L’essence rock de 7 Weeks est bien la.
Entêtant, c’est aussi le cas de “667-Off”. Que les fans de première heure soient rassurés. Le massive rock frontal du groupe est toujours présent au cours de ce titre intelligent sous forme de condensé musical de l’histoire du groupe. Une mutation de la structure musicale au cours du titre pour finir dans un point final en trombe. En allant avant tout de l’avant.
Continuité et humilité
C’est un album qui nous accorde sur le fait que ce groupe va de l’avant et se concentre sur l’essentiel. Des mélodies, des guitares, une voix pour un rock plus complexe et subtil tout en gardant cette réelle spontanéité qu’est la sienne. De la texture et de la richesse qui se dévoilent clairement à l’oreille. L’essentiel se retrouve dans cette vibration que tu ressens à chaque riff, coup de baguette et chaque note de chant
Efficace.
On ose, on amène des sonorités et des propositions qui collent parfaitement à l’esprit d’aujourd’hui et apportent encore plus de caractère à ce groupe qui n’en manquait pas. Car cet album affirme surtout la musique des limougeauds.

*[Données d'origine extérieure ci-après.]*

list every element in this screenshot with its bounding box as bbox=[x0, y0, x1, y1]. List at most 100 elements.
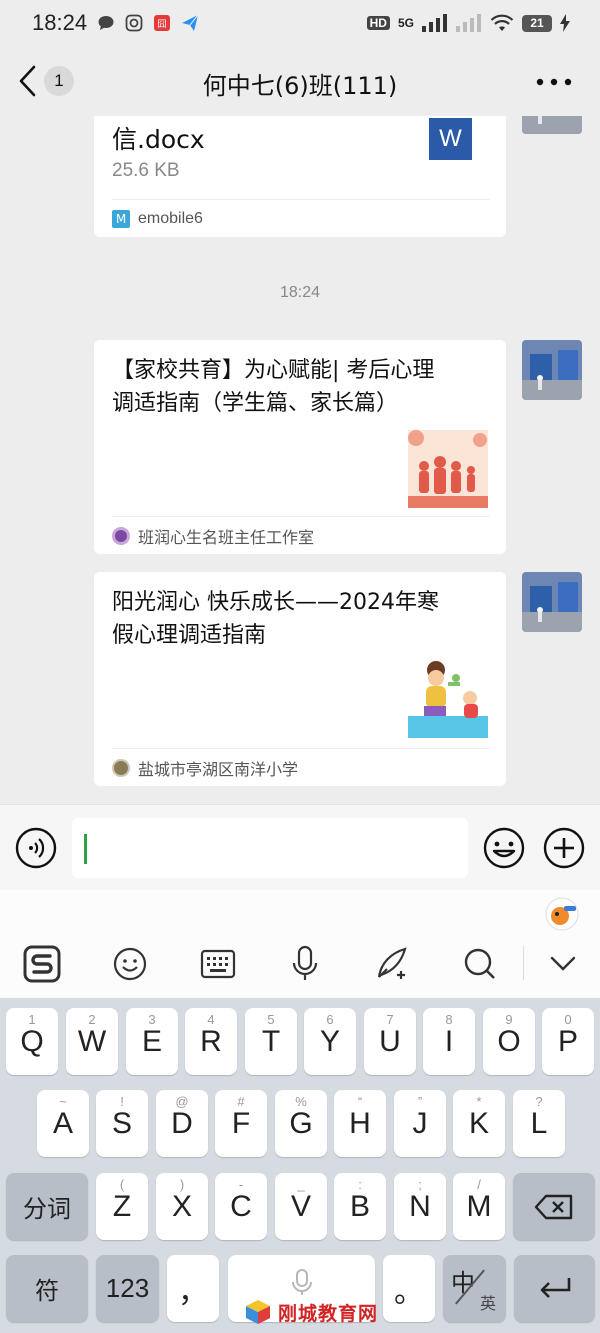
key-sub-label: 0 bbox=[564, 1012, 572, 1027]
article-message-card[interactable]: 【家校共育】为心赋能| 考后心理 调适指南（学生篇、家长篇） 班润心生名班主任工… bbox=[94, 340, 506, 554]
key-t[interactable]: 5T bbox=[245, 1008, 297, 1075]
key-y[interactable]: 6Y bbox=[304, 1008, 356, 1075]
key-label: K bbox=[468, 1106, 489, 1140]
key-sub-label: 9 bbox=[505, 1012, 513, 1027]
article-title-line1: 阳光润心 快乐成长——2024年寒 bbox=[112, 590, 439, 615]
unread-count-badge: 1 bbox=[44, 66, 74, 96]
key-x[interactable]: ) X bbox=[156, 1173, 208, 1240]
microphone-icon bbox=[291, 1268, 312, 1295]
key-sub-label: “ bbox=[357, 1094, 363, 1109]
key-label: M bbox=[466, 1189, 492, 1223]
collapse-keyboard-button[interactable] bbox=[543, 944, 583, 984]
number-key[interactable]: 123 bbox=[96, 1255, 159, 1322]
studio-logo-icon bbox=[112, 526, 130, 545]
message-input-bar bbox=[0, 804, 600, 890]
key-i[interactable]: 8I bbox=[423, 1008, 475, 1075]
sender-avatar[interactable] bbox=[522, 340, 582, 400]
key-sub-label: : bbox=[358, 1177, 362, 1192]
voice-input-icon[interactable] bbox=[15, 827, 57, 869]
sogou-logo-icon bbox=[23, 945, 61, 983]
key-z[interactable]: (Z bbox=[96, 1173, 148, 1240]
keyboard-switch-button[interactable] bbox=[198, 944, 238, 984]
emoji-icon[interactable] bbox=[483, 827, 525, 869]
comma-key[interactable]: ， bbox=[167, 1255, 219, 1322]
enter-key[interactable] bbox=[514, 1255, 595, 1322]
file-source-label: emobile6 bbox=[138, 209, 203, 227]
key-label: 。 bbox=[394, 1275, 424, 1309]
key-v[interactable]: _ V bbox=[275, 1173, 327, 1240]
key-sub-label: * bbox=[476, 1094, 482, 1109]
article-source: 盐城市亭湖区南洋小学 bbox=[112, 748, 490, 786]
voice-typing-button[interactable] bbox=[285, 944, 325, 984]
message-input[interactable] bbox=[72, 818, 468, 878]
key-h[interactable]: “H bbox=[334, 1090, 386, 1157]
key-label: ， bbox=[178, 1275, 208, 1309]
key-w[interactable]: 2W bbox=[66, 1008, 118, 1075]
search-button[interactable] bbox=[460, 944, 500, 984]
key-sub-label: ( bbox=[119, 1177, 125, 1192]
key-sub-label: ? bbox=[535, 1094, 543, 1109]
segment-key[interactable]: 分词 bbox=[6, 1173, 88, 1240]
watermark-logo bbox=[246, 1300, 270, 1324]
sender-avatar[interactable] bbox=[522, 572, 582, 632]
backspace-key[interactable] bbox=[513, 1173, 595, 1240]
key-a[interactable]: ~ A bbox=[37, 1090, 89, 1157]
key-b[interactable]: :B bbox=[334, 1173, 386, 1240]
key-label: Q bbox=[20, 1024, 44, 1058]
sender-avatar[interactable] bbox=[522, 116, 582, 134]
key-m[interactable]: / M bbox=[453, 1173, 505, 1240]
key-c[interactable]: -C bbox=[215, 1173, 267, 1240]
language-switch-key[interactable]: 中 英 bbox=[443, 1255, 506, 1322]
key-label: D bbox=[171, 1106, 193, 1140]
key-d[interactable]: @ D bbox=[156, 1090, 208, 1157]
more-options-icon[interactable] bbox=[534, 68, 574, 96]
key-r[interactable]: 4R bbox=[185, 1008, 237, 1075]
handwriting-button[interactable] bbox=[372, 944, 412, 984]
signal-strength-icon bbox=[422, 14, 447, 32]
key-label: 分词 bbox=[23, 1195, 71, 1223]
symbol-key[interactable]: 符 bbox=[6, 1255, 88, 1322]
key-q[interactable]: 1Q bbox=[6, 1008, 58, 1075]
back-button[interactable]: 1 bbox=[18, 64, 74, 98]
network-type: 5G bbox=[397, 16, 414, 30]
key-u[interactable]: 7U bbox=[364, 1008, 416, 1075]
key-p[interactable]: 0P bbox=[542, 1008, 594, 1075]
key-j[interactable]: ” J bbox=[394, 1090, 446, 1157]
key-sub-label: 7 bbox=[386, 1012, 394, 1027]
key-f[interactable]: # F bbox=[215, 1090, 267, 1157]
key-l[interactable]: ? L bbox=[513, 1090, 565, 1157]
chat-bubble-icon bbox=[98, 16, 114, 30]
key-sub-label: ~ bbox=[59, 1094, 67, 1109]
svg-text:囧: 囧 bbox=[158, 19, 167, 30]
article-message-card[interactable]: 阳光润心 快乐成长——2024年寒 假心理调适指南 盐城市亭湖区南洋小学 bbox=[94, 572, 506, 786]
avatar-photo bbox=[522, 340, 582, 400]
key-label: I bbox=[444, 1024, 454, 1058]
mascot-icon[interactable] bbox=[544, 896, 580, 932]
chevron-left-icon bbox=[19, 65, 36, 97]
key-k[interactable]: * K bbox=[453, 1090, 505, 1157]
key-g[interactable]: % G bbox=[275, 1090, 327, 1157]
key-s[interactable]: ! S bbox=[96, 1090, 148, 1157]
watermark-text: 刚城教育网 bbox=[278, 1302, 379, 1325]
article-source-label: 盐城市亭湖区南洋小学 bbox=[138, 759, 299, 779]
key-label: B bbox=[349, 1189, 370, 1223]
key-label: C bbox=[230, 1189, 252, 1223]
emoji-panel-button[interactable] bbox=[110, 944, 150, 984]
article-source: 班润心生名班主任工作室 bbox=[112, 516, 490, 554]
article-title-line1: 【家校共育】为心赋能| 考后心理 bbox=[112, 358, 435, 383]
key-o[interactable]: 9O bbox=[483, 1008, 535, 1075]
key-label: U bbox=[379, 1024, 401, 1058]
backspace-icon bbox=[534, 1194, 573, 1219]
file-message-card[interactable]: 信.docx 25.6 KB W M emobile6 bbox=[94, 116, 506, 237]
key-sub-label: @ bbox=[175, 1094, 189, 1109]
key-e[interactable]: 3E bbox=[126, 1008, 178, 1075]
chat-message-list[interactable]: 信.docx 25.6 KB W M emobile6 18:24 【家校共育】… bbox=[0, 116, 600, 804]
plus-more-icon[interactable] bbox=[543, 827, 585, 869]
page-title: 何中七(6)班(111) bbox=[202, 71, 398, 100]
key-label: S bbox=[111, 1106, 132, 1140]
sogou-logo-button[interactable] bbox=[22, 944, 62, 984]
key-label: 123 bbox=[105, 1273, 150, 1303]
period-key[interactable]: 。 bbox=[383, 1255, 435, 1322]
key-n[interactable]: ; N bbox=[394, 1173, 446, 1240]
hd-badge: HD bbox=[366, 16, 390, 30]
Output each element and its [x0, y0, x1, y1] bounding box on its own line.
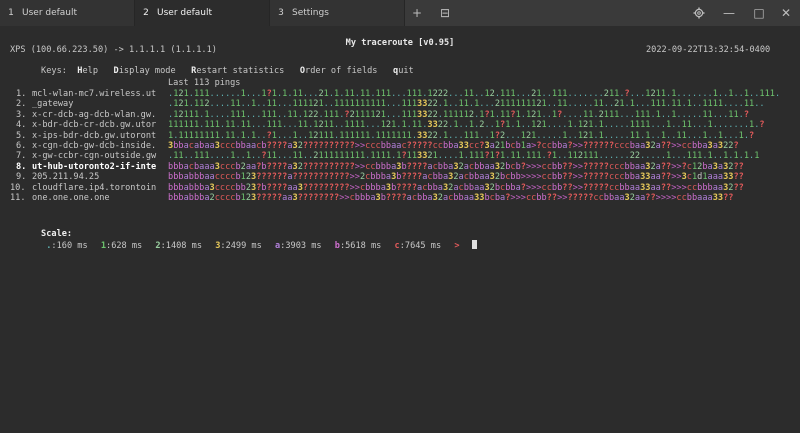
hop-number: 6.	[16, 141, 27, 151]
scale-item: >	[454, 240, 460, 251]
route-info: XPS (100.66.223.50) -> 1.1.1.1 (1.1.1.1)	[10, 45, 217, 55]
hop-host: mcl-wlan-mc7.wireless.ut	[32, 89, 157, 99]
hop-pings: bbbabbba2ccccb123?????aa3????????>>cbbba…	[168, 193, 734, 203]
keys-label: Keys:	[41, 66, 67, 77]
plus-icon: +	[411, 6, 423, 20]
text-cursor	[471, 239, 477, 249]
hop-pings: bbbacbaaa3cccb2aa?b????a32??????????>>cc…	[168, 161, 744, 172]
hop-host: x-bdr-dcb-cr-dcb.gw.utor	[32, 120, 157, 131]
hop-host: _gateway	[32, 99, 74, 110]
key-quit[interactable]: quit	[393, 66, 414, 76]
hop-number: 5.	[16, 130, 27, 141]
close-button[interactable]: ✕	[772, 0, 800, 26]
hop-host: cloudflare.ip4.torontoin	[32, 182, 157, 193]
split-icon: ⊟	[439, 6, 451, 20]
hop-number: 11.	[10, 193, 26, 203]
tab-number: 3	[278, 8, 284, 18]
hop-host: x-gw-ccbr-cgn-outside.gw	[32, 151, 157, 162]
split-view-button[interactable]: ⊟	[431, 0, 459, 26]
scale-item: 2:1408 ms	[155, 240, 203, 251]
hop-pings: .121.112....11..1..11...111121..11111111…	[168, 99, 765, 110]
hop-number: 10.	[10, 182, 26, 193]
hop-pings: .121.111......1...1?1.1.11...21.1.11.11.…	[168, 89, 780, 99]
scale-label: Scale:	[41, 229, 73, 240]
new-tab-button[interactable]: +	[403, 0, 431, 26]
hop-pings: 3bbacabaa3cccbbaacb????a32??????????>>cc…	[168, 141, 739, 151]
hop-host: x-ips-bdr-dcb.gw.utoront	[32, 130, 157, 141]
hop-pings: bbbabbba3ccccbb23?b????aa3?????????>>cbb…	[168, 182, 744, 193]
hop-host: x-cgn-dcb-gw-dcb-inside.	[32, 141, 157, 151]
key-restart-statistics[interactable]: Restart statistics	[191, 66, 284, 76]
hop-pings: 111111.111.11.11...111...11.1211..1111..…	[168, 120, 765, 131]
scale-legend: Scale: .:160 ms 1:628 ms 2:1408 ms 3:249…	[10, 219, 481, 262]
key-order-of-fields[interactable]: Order of fields	[300, 66, 378, 76]
hop-number: 4.	[16, 120, 27, 131]
scale-item: 3:2499 ms	[215, 240, 262, 251]
pings-header: Last 113 pings	[168, 78, 241, 88]
hop-number: 9.	[16, 172, 27, 183]
scale-item: 1:628 ms	[100, 240, 143, 251]
hop-pings: bbbabbbaaccccb123??????a???????????>>2cb…	[168, 172, 744, 183]
gear-icon	[693, 7, 705, 19]
hop-number: 1.	[16, 89, 27, 99]
minimize-button[interactable]: —	[715, 0, 743, 26]
key-help[interactable]: Help	[77, 66, 98, 76]
hop-pings: .12111.1....111...111..11.122.111.?21111…	[168, 109, 749, 120]
tab-number: 2	[143, 8, 149, 18]
tab-1[interactable]: 1 User default	[0, 0, 135, 26]
maximize-icon: □	[753, 6, 765, 20]
hop-host: x-cr-dcb-ag-dcb-wlan.gw.	[32, 109, 157, 120]
hop-pings: 1.11111111.11.1.1..?1...1..12111.111111.…	[168, 130, 755, 141]
maximize-button[interactable]: □	[745, 0, 773, 26]
tab-number: 1	[8, 8, 14, 18]
hop-host: 205.211.94.25	[32, 172, 100, 183]
terminal-window: 1 User default 2 User default 3 Settings…	[0, 0, 800, 433]
hop-pings: .11..111....1..1..?11...11..2111111111.1…	[168, 151, 760, 162]
scale-item: a:3903 ms	[274, 240, 322, 251]
scale-item: c:7645 ms	[394, 240, 442, 251]
scale-item: .:160 ms	[46, 240, 88, 251]
tab-2[interactable]: 2 User default	[135, 0, 270, 26]
timestamp: 2022-09-22T13:32:54-0400	[646, 45, 771, 55]
tab-label: User default	[157, 8, 213, 18]
tab-label: Settings	[292, 8, 329, 18]
close-icon: ✕	[780, 6, 792, 20]
terminal-content[interactable]: My traceroute [v0.95] XPS (100.66.223.50…	[0, 26, 800, 433]
hop-number: 3.	[16, 109, 27, 120]
hop-number: 7.	[16, 151, 27, 162]
tab-label: User default	[22, 8, 78, 18]
settings-button[interactable]	[685, 0, 713, 26]
tab-3[interactable]: 3 Settings	[270, 0, 405, 26]
key-display-mode[interactable]: Display mode	[114, 66, 176, 76]
hop-number: 8.	[16, 161, 27, 172]
hop-number: 2.	[16, 99, 27, 110]
hop-host: one.one.one.one	[32, 193, 110, 203]
scale-item: b:5618 ms	[334, 240, 382, 251]
scale-items: .:160 ms 1:628 ms 2:1408 ms 3:2499 ms a:…	[41, 241, 467, 251]
minimize-icon: —	[723, 6, 735, 20]
tab-bar: 1 User default 2 User default 3 Settings…	[0, 0, 800, 26]
hop-host: ut-hub-utoronto2-if-inte	[32, 161, 157, 172]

Ce groupe en a vécu des galères, des doutes et aujourd’hui il continue d’avancer sur son chemin tout en gardant en tête qui il est. Car 7 Weeks a su avancer à sa façon, et maintenant penser sa musique avec l’instinct pour ce résultat. Alors que le Sisyphe de l’Antiquité est aussi un symbole de la vanité de l’Homme et autant de l’artiste. Sisyphus de 7 Weeks est avant tout un exemple de créativité en toute humilité.